CharityComms

Getting people with MS involved in their latest awareness-raising campaign has improved the quality of MS Society communications team output. Head of Communications Matthew Trainer tells Trina Wallace about the charity’s Putting the Pieces Together campaign.

Busy launching the charity’s biggest campaign for five years, MS Society Head of Communications Matthew Trainer wasn’t expecting a phone call from Chelsea Football Club. The premier league club’s marketing officer was calling to see if they could run one of the charity’s Putting the Pieces Together adverts in their match day programme.

“It was remarkable to flick through the Fulham v Chelsea programme and see an MS Society ad right next to ones for aftershave, Barclays bank and the Army,” says Trainer. “But they said it was really fresh and different and that they weren’t aware MS affected young people.”

Repositioning the charity

This is the kind of reaction Trainer and his 12-strong communications team set out to promote when they first started work on the campaign back in February. In preparation for the charity’s rebrand later this year, the campaign’s aim was to reposition the MS Society as a more dynamic charity to younger people affected by MS.

But Trainer was surprised to be contacted by Chelsea FC because Putting the Pieces Together is an awareness-raising campaign targeted at women aged between 20 and 40, the gender and age group most likely to be diagnosed with MS.

He says the campaign has made an impact outside its target audience because it was devised, from day one, by both men and women living with MS.

Involving users

“The concept came out of our extensive research with people with MS,” says Trainer. “It showed us that everything is thrown up in the air when you’re diagnosed with MS and that you have to come to terms with the diagnosis to put the pieces back together.”

After researching and interviewing eight advertising agencies, Trainer and his team briefed the chosen design consultancy Spencer du Bois on these findings. They then ran 14 research groups all over the country. An online forum, with around 100 participants, was also set up to gauge people’s opinions on how MS affects relationships, careers, everyday routine and social lives, all issues which feature in the ads.

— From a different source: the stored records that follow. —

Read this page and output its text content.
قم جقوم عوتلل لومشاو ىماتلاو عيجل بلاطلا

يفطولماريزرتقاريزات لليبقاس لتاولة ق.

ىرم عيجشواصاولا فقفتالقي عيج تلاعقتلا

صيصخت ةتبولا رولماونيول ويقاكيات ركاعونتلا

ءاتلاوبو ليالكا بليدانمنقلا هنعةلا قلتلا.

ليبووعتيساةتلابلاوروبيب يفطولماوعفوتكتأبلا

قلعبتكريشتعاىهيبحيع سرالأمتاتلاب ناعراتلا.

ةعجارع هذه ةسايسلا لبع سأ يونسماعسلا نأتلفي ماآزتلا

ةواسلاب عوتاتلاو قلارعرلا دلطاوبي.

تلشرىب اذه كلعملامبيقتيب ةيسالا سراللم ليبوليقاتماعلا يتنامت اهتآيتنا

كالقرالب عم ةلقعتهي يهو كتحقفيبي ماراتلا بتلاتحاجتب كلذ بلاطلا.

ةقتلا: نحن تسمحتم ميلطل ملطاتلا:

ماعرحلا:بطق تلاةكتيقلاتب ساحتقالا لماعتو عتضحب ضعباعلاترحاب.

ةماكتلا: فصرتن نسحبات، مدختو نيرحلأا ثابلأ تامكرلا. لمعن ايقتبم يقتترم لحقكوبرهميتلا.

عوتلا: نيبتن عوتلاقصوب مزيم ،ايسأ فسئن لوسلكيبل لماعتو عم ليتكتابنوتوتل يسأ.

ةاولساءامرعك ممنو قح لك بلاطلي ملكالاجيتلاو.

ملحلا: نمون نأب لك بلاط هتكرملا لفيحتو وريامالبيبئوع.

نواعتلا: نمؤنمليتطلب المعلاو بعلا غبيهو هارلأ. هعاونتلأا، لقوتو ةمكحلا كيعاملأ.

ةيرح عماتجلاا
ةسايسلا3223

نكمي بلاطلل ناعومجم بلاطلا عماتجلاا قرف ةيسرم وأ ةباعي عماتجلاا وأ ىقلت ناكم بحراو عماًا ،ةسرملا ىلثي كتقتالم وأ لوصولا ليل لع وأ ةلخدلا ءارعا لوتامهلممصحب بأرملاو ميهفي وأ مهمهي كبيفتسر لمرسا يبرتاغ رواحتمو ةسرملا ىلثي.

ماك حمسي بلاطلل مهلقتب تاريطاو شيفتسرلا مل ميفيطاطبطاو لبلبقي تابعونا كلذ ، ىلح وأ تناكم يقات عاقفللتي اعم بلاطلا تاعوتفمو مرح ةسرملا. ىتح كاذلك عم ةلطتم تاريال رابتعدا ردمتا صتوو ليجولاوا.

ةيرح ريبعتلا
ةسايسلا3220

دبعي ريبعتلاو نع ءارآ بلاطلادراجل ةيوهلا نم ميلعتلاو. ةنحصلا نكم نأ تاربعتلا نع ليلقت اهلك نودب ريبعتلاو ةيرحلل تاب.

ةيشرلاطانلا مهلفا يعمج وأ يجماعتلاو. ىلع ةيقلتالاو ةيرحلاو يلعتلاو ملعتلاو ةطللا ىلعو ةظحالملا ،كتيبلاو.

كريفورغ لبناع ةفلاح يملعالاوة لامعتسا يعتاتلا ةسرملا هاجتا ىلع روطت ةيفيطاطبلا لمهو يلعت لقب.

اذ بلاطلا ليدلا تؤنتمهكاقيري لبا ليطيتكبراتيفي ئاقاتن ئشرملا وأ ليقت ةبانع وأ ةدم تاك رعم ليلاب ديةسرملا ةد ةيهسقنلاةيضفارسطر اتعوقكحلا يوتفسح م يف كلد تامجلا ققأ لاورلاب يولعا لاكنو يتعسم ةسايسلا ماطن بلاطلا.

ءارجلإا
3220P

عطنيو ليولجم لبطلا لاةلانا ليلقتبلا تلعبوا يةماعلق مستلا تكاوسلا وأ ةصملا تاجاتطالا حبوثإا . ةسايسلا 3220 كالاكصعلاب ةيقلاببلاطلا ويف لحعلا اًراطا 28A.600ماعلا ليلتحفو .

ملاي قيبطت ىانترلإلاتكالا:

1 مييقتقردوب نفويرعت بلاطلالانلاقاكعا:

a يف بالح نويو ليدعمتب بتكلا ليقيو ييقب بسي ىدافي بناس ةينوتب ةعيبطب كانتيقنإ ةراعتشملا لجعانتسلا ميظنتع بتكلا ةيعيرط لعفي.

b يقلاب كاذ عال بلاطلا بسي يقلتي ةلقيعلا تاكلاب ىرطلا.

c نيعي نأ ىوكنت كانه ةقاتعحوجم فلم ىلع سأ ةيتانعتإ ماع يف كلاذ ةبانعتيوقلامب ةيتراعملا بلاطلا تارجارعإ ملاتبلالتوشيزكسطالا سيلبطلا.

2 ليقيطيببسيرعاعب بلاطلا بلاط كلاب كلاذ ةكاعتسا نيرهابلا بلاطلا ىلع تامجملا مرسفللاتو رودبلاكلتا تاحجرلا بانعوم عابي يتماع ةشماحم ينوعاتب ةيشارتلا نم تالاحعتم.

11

Even the models in the four campaign posters have MS and were recruited through the charity’s online forum, monitored by Trainer. He and staff at Spencer du Bois interviewed them and it’s their hard-hitting but honest words on the campaign posters. Before this, the charity used copywriters’ language in ads.

Driven by members

“It was important that people with MS were involved in devising the campaign because it’s such a personal thing, the way it affects people is so different,” says Trainer. “We could also say to our members, ‘This has been driven by you, it’s not been dreamt up by an advertising agency’.”

Research groups were set up to test the near-final versions of the posters. And since it was launched in September, comments on the charity’s online forum have mostly been positive. “Some people with severe MS have said ‘This doesn’t reflect me’ but we’d have needed 50 different campaigns to please everyone. We had to pick a chunk of people to target and go with that. So if a 55 year old man with MS complains about the ad, we’ll listen but know that we weren’t targeting him.”

Evaluation

Trainer says he’ll know whether the campaign has been a true success by the end of the year. Not-for-profit think tank nfpSynergy will be evaluating awareness of the campaign, its financial impact will be measured through tied-in direct mail fundraising and web hits will be monitored too. “We’re anticipating more than £1.2million worth of coverage, more than double the investment,” says Trainer.

In total, 10 people from the MS Society itself, the design consultancy and media buying agency, Total Media Charities & Campaigning Organisations, have worked on the campaign. Trainer says finding an organic fit with partners which knew instinctively what kind of an organisation the charity is, was crucial to this collaborative work.

Lessons learnt

“Time has been the hardest thing,” he says. “We could have done with three more months to get the PR for the campaign right. But it has been a good idea to tie-in the campaign to local awareness-raising. So we’ve asked our local volunteer branches to put the posters up in GP surgeries, for example.”

Finally, Trainer says he’s learnt that charity communicators coordinating campaigns shouldn’t be afraid to expose themselves to frank criticism from the people they’re working for. “Getting input from people with MS has improved the quality of what we put out,” he says. “It’s given us a sense that we’re working for our most important stakeholders and that we’re genuinely reflecting what they’re going through.”